Internações de não idosos têm escalada 

A frequência de internações mostra como tem sido vigorosa a aceleração do ingresso de pacientes mais jovens nas UTIs. Em 2020, ingressaram nas UTIs mineiras em média 19,5 pessoas com menos de 60 anos por dia.

Esse ritmo foi acelerado para 35,8 (83% a mais) entre janeiro e fevereiro, e aumentou ainda mais em março, mês do colapso, batendo em 43,5 pacientes a cada 24 horas, um incremento de 21,5% sobre os dois meses anteriores. A aceleração é maior do que a do grupo de idosos, que teve aumento de 110% nos dois primeiros meses do ano, mas em março sofreu redução de 23,2%.





O diretor de Promoção à Saúde e Vigilância Epidemiológica da Secretaria de Saúde de BH, Paulo Roberto Lopes Corrêa, informa que os dados de março ainda não estão consolidados, mas afirma ser possível verificar um grande aumento na presença de pacientes de 20 a 59 anos nos leitos COVID-19 da capital.

“Isso pode ser um reflexo do grande número de idosos que já tem pelo menos uma dose de vacina. Em 2020, praticamente os casos graves eram só de idosos. Atualmente, entre internados (em enfermarias e UTIs), cerca de um terço de pessoas tem abaixo de 60 anos”.
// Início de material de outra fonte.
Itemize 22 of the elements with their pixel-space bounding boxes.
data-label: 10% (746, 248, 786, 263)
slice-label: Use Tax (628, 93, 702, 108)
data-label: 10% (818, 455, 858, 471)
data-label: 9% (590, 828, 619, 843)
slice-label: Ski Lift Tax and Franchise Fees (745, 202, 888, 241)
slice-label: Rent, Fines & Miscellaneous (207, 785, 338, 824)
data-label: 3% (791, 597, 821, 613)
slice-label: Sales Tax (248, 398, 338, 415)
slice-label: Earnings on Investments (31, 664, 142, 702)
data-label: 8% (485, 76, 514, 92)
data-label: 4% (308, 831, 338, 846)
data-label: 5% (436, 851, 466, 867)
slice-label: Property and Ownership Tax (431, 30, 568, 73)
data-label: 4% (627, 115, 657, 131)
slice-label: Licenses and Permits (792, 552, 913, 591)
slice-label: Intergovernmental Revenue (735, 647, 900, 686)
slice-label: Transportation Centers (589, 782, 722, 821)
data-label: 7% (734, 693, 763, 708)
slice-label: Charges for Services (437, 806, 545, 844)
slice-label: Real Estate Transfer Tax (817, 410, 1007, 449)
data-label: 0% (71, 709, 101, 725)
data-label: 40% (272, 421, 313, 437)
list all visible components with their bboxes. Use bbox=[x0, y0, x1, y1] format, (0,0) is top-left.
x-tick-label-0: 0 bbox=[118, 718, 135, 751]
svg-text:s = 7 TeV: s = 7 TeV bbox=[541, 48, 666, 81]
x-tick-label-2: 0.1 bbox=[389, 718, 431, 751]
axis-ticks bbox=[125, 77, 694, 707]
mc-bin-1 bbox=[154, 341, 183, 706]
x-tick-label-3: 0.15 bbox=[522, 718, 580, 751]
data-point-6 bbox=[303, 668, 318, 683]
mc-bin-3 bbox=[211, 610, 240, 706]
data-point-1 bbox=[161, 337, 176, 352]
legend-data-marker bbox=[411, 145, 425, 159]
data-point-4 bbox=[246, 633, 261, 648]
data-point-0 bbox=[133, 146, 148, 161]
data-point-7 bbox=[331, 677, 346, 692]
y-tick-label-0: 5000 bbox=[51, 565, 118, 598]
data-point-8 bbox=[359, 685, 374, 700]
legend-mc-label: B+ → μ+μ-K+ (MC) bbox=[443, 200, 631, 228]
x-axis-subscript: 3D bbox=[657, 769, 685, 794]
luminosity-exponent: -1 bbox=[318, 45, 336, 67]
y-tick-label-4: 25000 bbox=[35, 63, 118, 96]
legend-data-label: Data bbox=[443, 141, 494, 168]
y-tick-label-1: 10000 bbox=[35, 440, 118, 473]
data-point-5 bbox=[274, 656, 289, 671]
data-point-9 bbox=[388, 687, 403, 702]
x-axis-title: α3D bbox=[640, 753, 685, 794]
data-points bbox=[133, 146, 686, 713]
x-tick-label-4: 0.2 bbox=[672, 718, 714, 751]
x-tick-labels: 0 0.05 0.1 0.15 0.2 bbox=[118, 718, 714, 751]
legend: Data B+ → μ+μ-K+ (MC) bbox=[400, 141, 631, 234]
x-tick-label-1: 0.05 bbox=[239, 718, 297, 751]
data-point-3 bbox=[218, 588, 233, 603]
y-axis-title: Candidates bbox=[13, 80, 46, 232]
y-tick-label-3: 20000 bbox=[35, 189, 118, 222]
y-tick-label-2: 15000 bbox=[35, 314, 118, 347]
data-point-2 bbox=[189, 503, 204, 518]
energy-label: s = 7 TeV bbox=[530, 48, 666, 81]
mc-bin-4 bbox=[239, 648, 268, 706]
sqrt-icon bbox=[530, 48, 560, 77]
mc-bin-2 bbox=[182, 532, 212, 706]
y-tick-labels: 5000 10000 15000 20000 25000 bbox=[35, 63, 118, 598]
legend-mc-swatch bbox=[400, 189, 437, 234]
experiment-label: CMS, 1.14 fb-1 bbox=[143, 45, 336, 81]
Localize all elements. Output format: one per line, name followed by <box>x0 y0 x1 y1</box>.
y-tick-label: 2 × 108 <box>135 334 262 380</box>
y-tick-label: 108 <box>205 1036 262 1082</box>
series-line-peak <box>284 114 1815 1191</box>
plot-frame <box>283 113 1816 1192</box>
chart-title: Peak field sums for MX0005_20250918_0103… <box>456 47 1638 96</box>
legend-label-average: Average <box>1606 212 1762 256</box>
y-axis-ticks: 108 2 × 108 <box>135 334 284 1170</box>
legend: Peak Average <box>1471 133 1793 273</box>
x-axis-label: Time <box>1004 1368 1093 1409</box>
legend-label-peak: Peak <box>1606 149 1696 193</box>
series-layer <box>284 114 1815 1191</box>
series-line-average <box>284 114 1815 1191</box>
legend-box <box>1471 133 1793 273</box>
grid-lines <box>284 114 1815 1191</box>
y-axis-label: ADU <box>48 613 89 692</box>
Para o médico, o comportamento dos jovens com relutância em aderir ao afastamento social, ao uso de máscaras e também pelo fato de ser o maior contingente de força de trabalho, portanto em circulação, contribuem para a maior disseminação do vírus.

“Parece que essas pessoas de menos idade achavam que não iam pegar ou não teriam gravidade, por serem fortes. Mas as variantes as têm levado a uma piora. Por isso é preciso que se mantenha o autocuidado, sair só para fazer o necessário, evitar festas e encontros com pessoas que não são do mesmo círculo familiar”, afirma.